Nous sommes très rapidement devenus amis avec « Jacqueline ». Elle était âgée de 18 ans. Le soir, quand je trayais les vaches, elle venait me rejoindre dans l’étable, s’asseyait sur la sellette et nous discutions ensemble. A son arrivée à la gare de la Chapelle Saint Laurent, j’étais allé la chercher en voiture à cheval avec mon frère. Nous savions qu’elle était juive.

La Gestapo n’est jamais revenue dans le village. Par la suite Noémie Fradin a été convoquée à la kommandantur de Niort. C’est vêtue de guenilles qu’elle se rend à la convocation. Volontairement, elle donne l’image d’une paysanne arriérée. Là, elle a su que la piste du Noirvault avait été suivie suite à une dénonciation. Des lettres de délation lui ont été montrées au cours de son interrogatoire.

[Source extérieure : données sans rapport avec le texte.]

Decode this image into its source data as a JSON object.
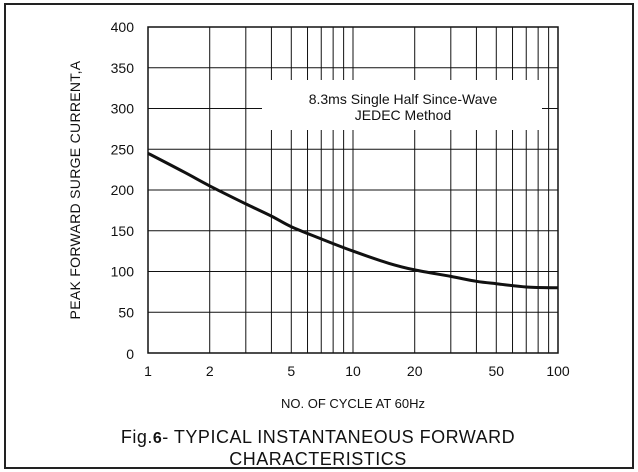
{
  "chart_data": {
    "type": "line",
    "x_scale": "log",
    "xlim": [
      1,
      100
    ],
    "ylim": [
      0,
      400
    ],
    "grid": true,
    "xlabel": "NO. OF CYCLE AT 60Hz",
    "ylabel": "PEAK FORWARD SURGE CURRENT,A",
    "x_ticks": [
      1,
      2,
      5,
      10,
      20,
      50,
      100
    ],
    "y_ticks": [
      0,
      50,
      100,
      150,
      200,
      250,
      300,
      350,
      400
    ],
    "annotation": [
      "8.3ms Single Half Since-Wave",
      "JEDEC Method"
    ],
    "series": [
      {
        "x": [
          1,
          1.5,
          2,
          3,
          4,
          5,
          7,
          10,
          15,
          20,
          30,
          40,
          50,
          70,
          100
        ],
        "y": [
          245,
          222,
          205,
          183,
          168,
          155,
          140,
          125,
          110,
          102,
          94,
          88,
          85,
          81,
          80
        ]
      }
    ]
  },
  "caption": {
    "prefix": "Fig.",
    "number": "6",
    "text_line1": "- TYPICAL INSTANTANEOUS FORWARD",
    "text_line2": "CHARACTERISTICS"
  }
}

1 Fausse identité d'Anna Neustadt

2 Thomas Kasmann et Paulette Braun

Extraits du témoignage de Guy Micheneau. Le Noirvault – Décembre 2007

Les « Justes parmi les Nations »

Créée par le mémorial de Yad Vashem à Jérusalem en 1963, cette distinction est décernée aux personnes qui ont porté, au péril de leur vie, aide et assistance aux Juifs menacés.

Dans les Deux-Sèvres, quinze personnes ont été honorées du titre de « Justes » pour leurs actions de sauvetage :

- Pierre Fouchier

- Noémie Fradin

- Auguste et Marie-Louise Garnaud

- Auguste, Rachel et leur fils Roger Gautron

- Lucile Godrie

- François et Léontine Naffrechoux

- Jacques et Louise Pelletier

- Suzanne Raynaud

- Georges et Marcel Roy

La distinction de "Juste", ne doit pas faire oublier que les sauvetages sont pour la plupart le résultat d'une multitude d'actions individuelles qui mises bout-à-bout contribuent à leurs succès. Ces chaînes de solidarité sont le fait de plusieurs personnes et le nombre d'individu ayant aidé des juifs, soit par leur attitude bienveillante, soit par un geste d'entraide ou de solidarité, s'il n'est pas connu précisément, est plus élevé que le nombre de Justes recensés.